Wednesday, 1 March 2017
Mrs PRENTICE (Ryan—Assistant Minister for Social Services and Disability Services) (10:26): Seventy-five years ago today Australia was marred with the loss of 350 lives during the fierce sinking of HMAS Perth. In the days before the Battle of Sunda Strait, the American, British, Dutch and Australian allies lost five ships to the Battle of the Java Sea. Narrowly escaping this battle was HMAS Perth and USS Houston, which sadly met their match on the eve of 28 February 1942. A fierce battle broke out when the Perth was sighted by the Japanese. The Perth and the Houston were faced with an at-strength Japanese force that was fully armed as opposed to the allies, who had depleted arms from their recent battle in the Java Sea. At 12.25 am, approximately 20 minutes after the last torpedo strike, they sank. It was reported by the Japanese that 85 torpedoes were expended during the battle.

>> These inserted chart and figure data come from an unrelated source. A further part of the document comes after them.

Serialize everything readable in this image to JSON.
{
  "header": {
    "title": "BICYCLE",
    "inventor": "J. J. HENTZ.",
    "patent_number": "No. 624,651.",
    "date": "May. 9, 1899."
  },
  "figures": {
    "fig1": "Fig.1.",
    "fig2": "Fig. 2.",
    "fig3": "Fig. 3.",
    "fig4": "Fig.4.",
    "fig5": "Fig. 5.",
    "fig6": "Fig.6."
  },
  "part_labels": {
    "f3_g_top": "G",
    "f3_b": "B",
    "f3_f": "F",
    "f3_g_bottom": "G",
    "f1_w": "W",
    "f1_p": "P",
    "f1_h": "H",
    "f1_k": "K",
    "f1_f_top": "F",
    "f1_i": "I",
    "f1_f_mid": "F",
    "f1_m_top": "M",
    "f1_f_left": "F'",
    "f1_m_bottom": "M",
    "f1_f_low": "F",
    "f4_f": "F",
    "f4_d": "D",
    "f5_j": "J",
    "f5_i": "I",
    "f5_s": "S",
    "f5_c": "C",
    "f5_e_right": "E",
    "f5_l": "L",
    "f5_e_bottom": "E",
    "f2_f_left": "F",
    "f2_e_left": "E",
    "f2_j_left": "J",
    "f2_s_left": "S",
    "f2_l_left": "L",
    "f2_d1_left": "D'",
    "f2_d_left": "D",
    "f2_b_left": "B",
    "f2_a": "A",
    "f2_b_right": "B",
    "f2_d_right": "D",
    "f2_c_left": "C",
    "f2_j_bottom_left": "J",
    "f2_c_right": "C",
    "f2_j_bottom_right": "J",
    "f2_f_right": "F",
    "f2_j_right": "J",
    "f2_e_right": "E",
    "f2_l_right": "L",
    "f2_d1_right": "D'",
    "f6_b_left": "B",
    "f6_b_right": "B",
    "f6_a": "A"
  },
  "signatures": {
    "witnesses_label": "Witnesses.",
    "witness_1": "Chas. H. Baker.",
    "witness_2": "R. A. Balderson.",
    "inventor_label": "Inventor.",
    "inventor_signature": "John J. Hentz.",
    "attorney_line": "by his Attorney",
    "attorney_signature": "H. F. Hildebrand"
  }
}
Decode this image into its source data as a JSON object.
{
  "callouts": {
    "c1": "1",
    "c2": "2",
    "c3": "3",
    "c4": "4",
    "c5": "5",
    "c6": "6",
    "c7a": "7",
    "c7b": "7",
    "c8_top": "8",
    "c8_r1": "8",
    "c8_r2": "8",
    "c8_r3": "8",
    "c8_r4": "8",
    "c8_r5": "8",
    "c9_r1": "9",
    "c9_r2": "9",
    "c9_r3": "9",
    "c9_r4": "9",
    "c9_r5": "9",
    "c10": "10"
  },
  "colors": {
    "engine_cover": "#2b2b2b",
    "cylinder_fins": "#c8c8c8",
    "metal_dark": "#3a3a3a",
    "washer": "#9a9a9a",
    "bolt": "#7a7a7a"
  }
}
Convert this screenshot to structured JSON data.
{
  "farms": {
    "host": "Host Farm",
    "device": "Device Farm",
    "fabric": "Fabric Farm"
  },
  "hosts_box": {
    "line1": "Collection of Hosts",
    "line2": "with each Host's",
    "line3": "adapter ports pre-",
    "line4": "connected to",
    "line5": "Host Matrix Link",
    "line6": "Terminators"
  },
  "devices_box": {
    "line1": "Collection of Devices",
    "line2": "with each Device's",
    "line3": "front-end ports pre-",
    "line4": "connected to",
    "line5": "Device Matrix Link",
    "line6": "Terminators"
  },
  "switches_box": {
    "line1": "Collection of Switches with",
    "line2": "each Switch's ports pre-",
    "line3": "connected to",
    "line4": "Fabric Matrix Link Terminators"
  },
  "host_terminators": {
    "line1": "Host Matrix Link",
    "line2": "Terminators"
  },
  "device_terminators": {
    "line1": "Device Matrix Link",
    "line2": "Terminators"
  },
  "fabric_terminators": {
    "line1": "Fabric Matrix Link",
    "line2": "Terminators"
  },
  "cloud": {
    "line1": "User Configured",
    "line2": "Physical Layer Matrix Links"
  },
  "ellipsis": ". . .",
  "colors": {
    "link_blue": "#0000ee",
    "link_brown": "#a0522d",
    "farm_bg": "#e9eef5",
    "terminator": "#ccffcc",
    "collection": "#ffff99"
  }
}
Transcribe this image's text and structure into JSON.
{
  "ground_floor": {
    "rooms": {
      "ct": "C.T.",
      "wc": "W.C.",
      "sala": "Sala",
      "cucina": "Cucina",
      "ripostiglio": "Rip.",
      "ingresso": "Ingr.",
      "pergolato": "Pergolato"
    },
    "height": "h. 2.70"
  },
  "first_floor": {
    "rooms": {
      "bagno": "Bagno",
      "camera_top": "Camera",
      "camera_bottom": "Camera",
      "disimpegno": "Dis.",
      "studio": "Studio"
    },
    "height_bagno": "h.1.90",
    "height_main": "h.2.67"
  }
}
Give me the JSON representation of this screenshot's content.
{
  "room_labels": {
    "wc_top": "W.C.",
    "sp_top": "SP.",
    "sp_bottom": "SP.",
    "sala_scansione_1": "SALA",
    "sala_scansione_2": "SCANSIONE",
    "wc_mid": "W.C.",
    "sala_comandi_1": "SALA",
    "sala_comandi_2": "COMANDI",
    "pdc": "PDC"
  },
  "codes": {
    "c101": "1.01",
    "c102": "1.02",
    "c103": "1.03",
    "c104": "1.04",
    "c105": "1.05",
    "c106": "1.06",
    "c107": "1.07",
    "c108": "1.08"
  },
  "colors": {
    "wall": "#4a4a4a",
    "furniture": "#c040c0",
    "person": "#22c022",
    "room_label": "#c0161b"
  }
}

At the time of her loss, the Perth's company totalled 681 naval personnel, and my uncle Lloyd was one of those 681 sailors. To this day, he remains with his ship, 35 metres below water in the Java Sea, never to see his family again. Perhaps he was lucky not to have met the perils of the Japanese prisoner of war camps, where the 328 survivors were taken captive. Of those survivors, only 214 returned home at the end of the war. I recently received emails from Lloyd's daughter Anne and my cousins, who are dismayed at the lack of official recognition of the Perth. The Commonwealth War Graves Commission does not consider the shipwreck to be a war grave. The Battle of Sunda Strait, which took place on this day 75 years ago, remains a significant event not only in the Pacific war theatre but also in Australian maritime history. My family affiliation with HMAS Perth is not unique. I can assure members here today that I will continue to advocate for official recognition for those still resting beneath the water.
We are a proud country. We are proud of our past and present veterans. We are a country proud of those who made the ultimate sacrifice for the greater good. No-one should ever forget the liberties and freedoms afforded to each and every Australian as a result of our armed forces. A veteran is a veteran, and a grave is a grave. Whether you fell on the shores of Gallipoli or the Sunda Strait, or whether you are under six feet of Turkish soil or 35 metres of the Java Sea, every war grave must be recognised. Wherever the crew of the Perth may be, I thank them, I pay my respects and I hope that we can give them and their families peace. Lest we forget.